PATIENTS DIAGNOSED with some of the most perplexing diseases — autoimmune disorders, cancer, immunodeficiencies — have few treatment options that work as well as biologics, the genetically engineered medications made from living organisms and their products, such as human and animal proteins. Typically injected or administered intravenously, biologics are by far some of the most expensive medications, costing patients upwards of $45,000 a year. According to World Biological Drugs Market 2013-2023, published in May 2013, the world biological drugs market is estimated to top $178 billion in 2017.

It’s no wonder, then, why there is such a push to develop biosimilars, the cost-effective alternatives to biologics. After all, they are predicted to cost 20 percent to 30 percent less than their reference biologic products. What’s even more important, with growing worldwide demand for biologics, biosimilars promise greater availability and increased treatment options. But, their introduction is not without challenges. In our cover feature “Future Biosimilars: Pros and Cons,” we delve into key issues surrounding the U.S. Food and Drug Administration (FDA) policymaking decisions that are at the heart of the biosimilars debate. As FDA publishes its rules regarding biosimilars, at stake is their efficacy and safety that will be determined by the stringency of testing and dispensing requirements.
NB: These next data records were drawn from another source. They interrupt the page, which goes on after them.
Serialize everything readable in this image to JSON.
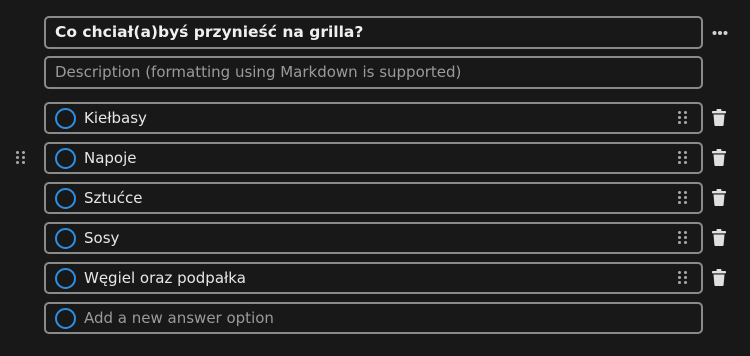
{
  "question": {
    "title": "Co chciał(a)byś przynieść na grilla?",
    "description_placeholder": "Description (formatting using Markdown is supported)"
  },
  "options": [
    {
      "label": "Kiełbasy"
    },
    {
      "label": "Napoje"
    },
    {
      "label": "Sztućce"
    },
    {
      "label": "Sosy"
    },
    {
      "label": "Węgiel oraz podpałka"
    }
  ],
  "new_option": {
    "placeholder": "Add a new answer option"
  },
  "icons": {
    "more": "more-horizontal-icon",
    "drag": "drag-handle-icon",
    "delete": "trash-icon",
    "radio": "radio-circle-icon"
  },
  "colors": {
    "background": "#181818",
    "border": "#8a8a8a",
    "accent": "#2b8fe6",
    "text": "#e6e6e6",
    "placeholder": "#9a9a9a"
  }
}
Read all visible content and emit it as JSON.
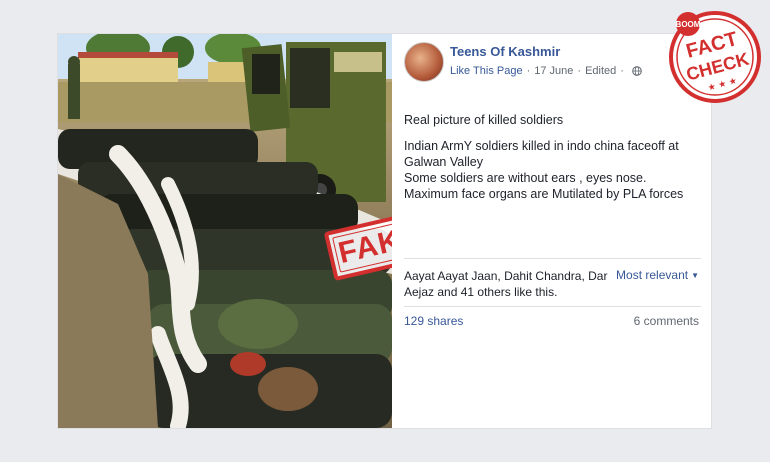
{
  "photo": {
    "stamp_text": "FAKE",
    "stamp_color": "#d32f2f"
  },
  "post": {
    "page_name": "Teens Of Kashmir",
    "like_page": "Like This Page",
    "date": "17 June",
    "edited": "Edited",
    "globe_icon": "globe-icon",
    "text_line_1": "Real picture of killed soldiers",
    "text_line_2": "Indian ArmY soldiers killed in indo china faceoff at Galwan Valley",
    "text_line_3": "Some soldiers are without ears , eyes nose.",
    "text_line_4": "Maximum face organs are Mutilated by PLA forces",
    "likes": "Aayat Aayat Jaan, Dahit Chandra, Dar Aejaz and 41 others like this.",
    "sort_label": "Most relevant",
    "shares": "129 shares",
    "comments": "6 comments",
    "link_color": "#385898"
  },
  "badge": {
    "top": "BOOM",
    "line1": "FACT",
    "line2": "CHECK",
    "color": "#d32f2f"
  }
}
Also in this issue, we highlight a few disease states that are treated with specialty plasma products. The first, primary immunodeficiency disease (PI), comprises at least 176 hereditary disorders. According to the Immune Deficiency Foundation, some 50,000 individuals in the U.S. have been diagnosed with a PI. In our Patient and Physician Focus columns, we profile Brandon Dillon who was diagnosed in 2010 with the most common form of PI, common variable immunodeficiency. Brandon discusses how he was ultimately diagnosed and how, with immune globulin therapy (a human plasma protein biologic) and great determination, he has gone from suffering recurrent illnesses to running marathons. On the flip side of Brandon’s story, Dr. Terry Harville, immunologist and leading expert in the treatment of PI, discusses why he chose this specialty and how biologic therapies have evolved over the years to allow PI patients to lead relatively normal and active lives.
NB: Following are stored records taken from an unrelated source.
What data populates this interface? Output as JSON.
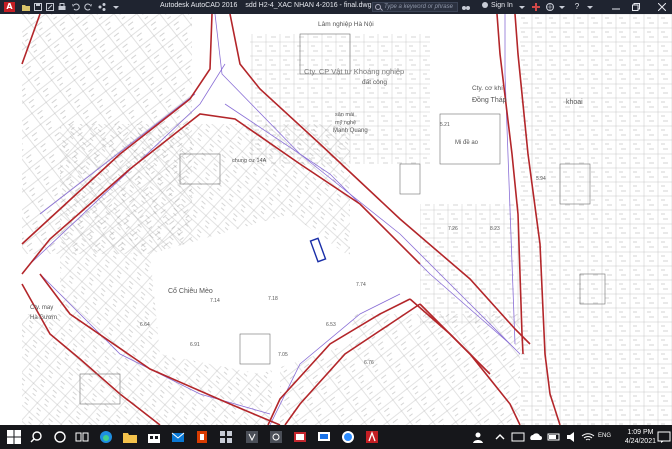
{
  "title_bar": {
    "app_name": "Autodesk AutoCAD 2016",
    "file_name": "sdd H2-4_XAC NHAN 4-2016 - final.dwg",
    "search_placeholder": "Type a keyword or phrase",
    "sign_in": "Sign In",
    "help_icon": "?"
  },
  "map": {
    "labels": {
      "lam_nghiep": "Lâm nghiệp Hà Nội",
      "cty_cp": "Cty. CP Vật tư Khoáng nghiệp",
      "dat_cong": "đất công",
      "cty_co_khi": "Cty. cơ khí",
      "dong_thap": "Đồng Tháp",
      "khoai": "khoai",
      "ban_mai": "sân mái",
      "mu_nghe": "mỹ nghệ",
      "manh_quang": "Mạnh Quang",
      "mi_de": "Mi đề ao",
      "chung_cu": "chung cư 14A",
      "co_chieu_meo": "Cổ Chiêu Mèo",
      "cty_may": "Cty. may",
      "ha_guom": "Hà Gươm",
      "num_714": "7.14",
      "num_718": "7.18",
      "num_705": "7.05",
      "num_691": "6.91",
      "num_664": "6.64",
      "num_774": "7.74",
      "num_676": "6.76",
      "num_653": "6.53",
      "num_521": "5.21",
      "num_594": "5.94",
      "num_726": "7.26",
      "num_823": "8.23"
    }
  },
  "taskbar": {
    "lang": "ENG",
    "time": "1:09 PM",
    "date": "4/24/2021"
  },
  "colors": {
    "road_edge": "#b3262a",
    "centerline": "#8a6fd6",
    "selection": "#1a2fa8",
    "linework": "#7d7d7d"
  }
}
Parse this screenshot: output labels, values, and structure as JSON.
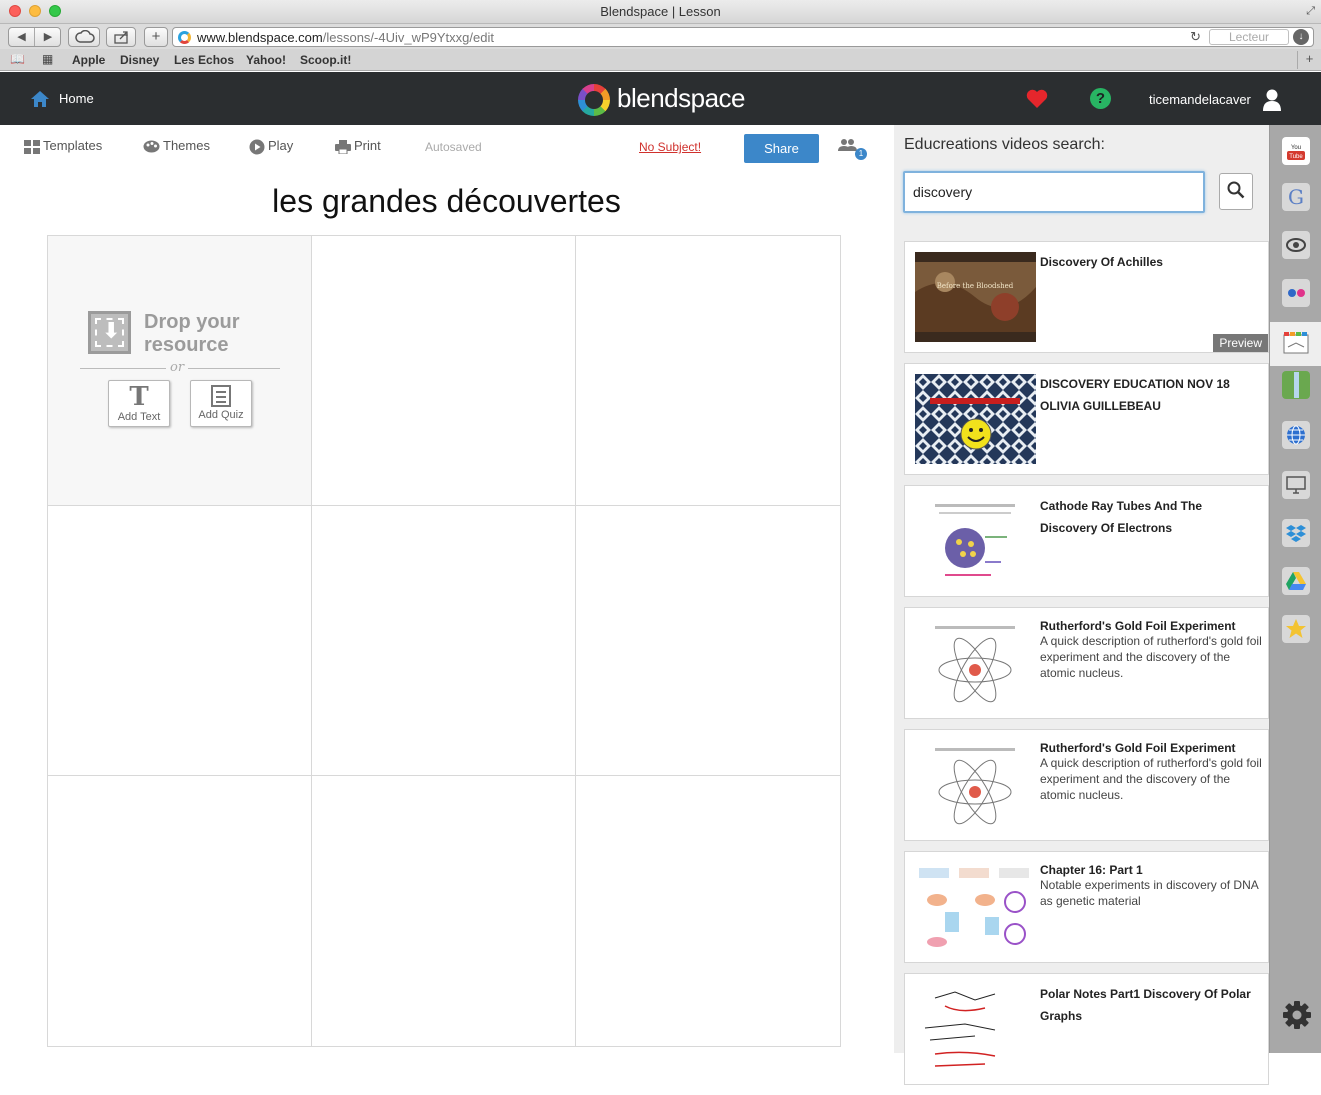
{
  "browser": {
    "window_title": "Blendspace | Lesson",
    "url_host": "www.blendspace.com",
    "url_path": "/lessons/-4Uiv_wP9Ytxxg/edit",
    "reader_label": "Lecteur",
    "bookmarks": [
      "Apple",
      "Disney",
      "Les Echos",
      "Yahoo!",
      "Scoop.it!"
    ]
  },
  "navbar": {
    "home_label": "Home",
    "logo_text": "blendspace",
    "username": "ticemandelacaver"
  },
  "toolbar": {
    "templates_label": "Templates",
    "themes_label": "Themes",
    "play_label": "Play",
    "print_label": "Print",
    "autosaved_label": "Autosaved",
    "no_subject_label": "No Subject!",
    "share_label": "Share",
    "collaborator_count": "1"
  },
  "lesson": {
    "title": "les grandes découvertes",
    "drop_line1": "Drop your",
    "drop_line2": "resource",
    "or_label": "or",
    "add_text_label": "Add Text",
    "add_quiz_label": "Add Quiz"
  },
  "panel": {
    "title": "Educreations videos search:",
    "search_value": "discovery",
    "preview_label": "Preview",
    "thumb1_caption": "Before the Bloodshed",
    "results": [
      {
        "title": "Discovery Of Achilles",
        "desc": ""
      },
      {
        "title": "DISCOVERY EDUCATION NOV 18 OLIVIA GUILLEBEAU",
        "desc": ""
      },
      {
        "title": "Cathode Ray Tubes And The Discovery Of Electrons",
        "desc": ""
      },
      {
        "title": "Rutherford's Gold Foil Experiment",
        "desc": "A quick description of rutherford's gold foil experiment and the discovery of the atomic nucleus."
      },
      {
        "title": "Rutherford's Gold Foil Experiment",
        "desc": "A quick description of rutherford's gold foil experiment and the discovery of the atomic nucleus."
      },
      {
        "title": "Chapter 16: Part 1",
        "desc": "Notable experiments in discovery of DNA as genetic material"
      },
      {
        "title": "Polar Notes Part1 Discovery Of Polar Graphs",
        "desc": ""
      }
    ]
  },
  "colors": {
    "navbar_bg": "#2b2e30",
    "share_blue": "#3c87c9",
    "no_subject_red": "#d0312d",
    "heart_red": "#e5262c",
    "help_green": "#28b463"
  },
  "sidebar_icons": [
    "youtube-icon",
    "google-icon",
    "eye-icon",
    "flickr-icon",
    "educreations-icon",
    "notebook-icon",
    "globe-icon",
    "monitor-icon",
    "dropbox-icon",
    "google-drive-icon",
    "star-icon",
    "gear-icon"
  ]
}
PIs typically are diagnosed when individuals are age 40 and under; however, it isn’t uncommon for older adults to also be diagnosed with PIs, as well as secondary immunodeficiencies, many of which are also treated with biologics. In “Immunodeficiency in Older Adults,” Dr. E Richard Stiehm, immunologist and professor of pediatrics, outlines case studies of the diagnosis of immunodeficiencies in seven older adults and how, in many of them, biologic therapies resulted in a positive prognosis.
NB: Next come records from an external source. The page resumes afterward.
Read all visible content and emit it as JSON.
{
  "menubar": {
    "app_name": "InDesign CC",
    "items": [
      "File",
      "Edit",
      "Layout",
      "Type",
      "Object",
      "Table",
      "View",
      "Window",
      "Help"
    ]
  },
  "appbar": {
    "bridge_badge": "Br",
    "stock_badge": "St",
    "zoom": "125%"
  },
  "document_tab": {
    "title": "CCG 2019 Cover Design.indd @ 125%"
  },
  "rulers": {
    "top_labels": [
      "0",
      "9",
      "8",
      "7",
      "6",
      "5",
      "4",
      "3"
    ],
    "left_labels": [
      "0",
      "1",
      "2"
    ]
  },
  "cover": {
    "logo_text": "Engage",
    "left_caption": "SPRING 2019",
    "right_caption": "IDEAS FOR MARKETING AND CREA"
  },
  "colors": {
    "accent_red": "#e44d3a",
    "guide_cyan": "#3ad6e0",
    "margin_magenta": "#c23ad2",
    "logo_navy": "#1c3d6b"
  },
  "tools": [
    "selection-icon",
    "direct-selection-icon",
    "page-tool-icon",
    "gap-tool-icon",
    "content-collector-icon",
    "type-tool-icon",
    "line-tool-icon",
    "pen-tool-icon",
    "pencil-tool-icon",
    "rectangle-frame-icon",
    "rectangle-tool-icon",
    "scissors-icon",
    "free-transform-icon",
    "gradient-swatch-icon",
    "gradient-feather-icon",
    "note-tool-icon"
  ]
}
Lastly, our article “BabyBIG: Definitive Early Immunotherapy for Infant Botulism,” describes the 15-year effort to develop a hyperimmune globulin that spares infants long hospital stays and lengthy recovery periods complicated by serious adverse events. Discovered in 1976 as an entirely new disease pathway, infant botulism was found to infect infants lacking the adult bacterial flora to fight the disease, after they swallowed a few spores of Clostridium botulinum. Today, a single infusion of BabyBIG given to infants with laboratory-confirmed infant botulism neutralizes the neurotoxin.

As always, we hope you enjoy this issue of BioSupply Trends Quarterly and find it both relevant and helpful to your practice.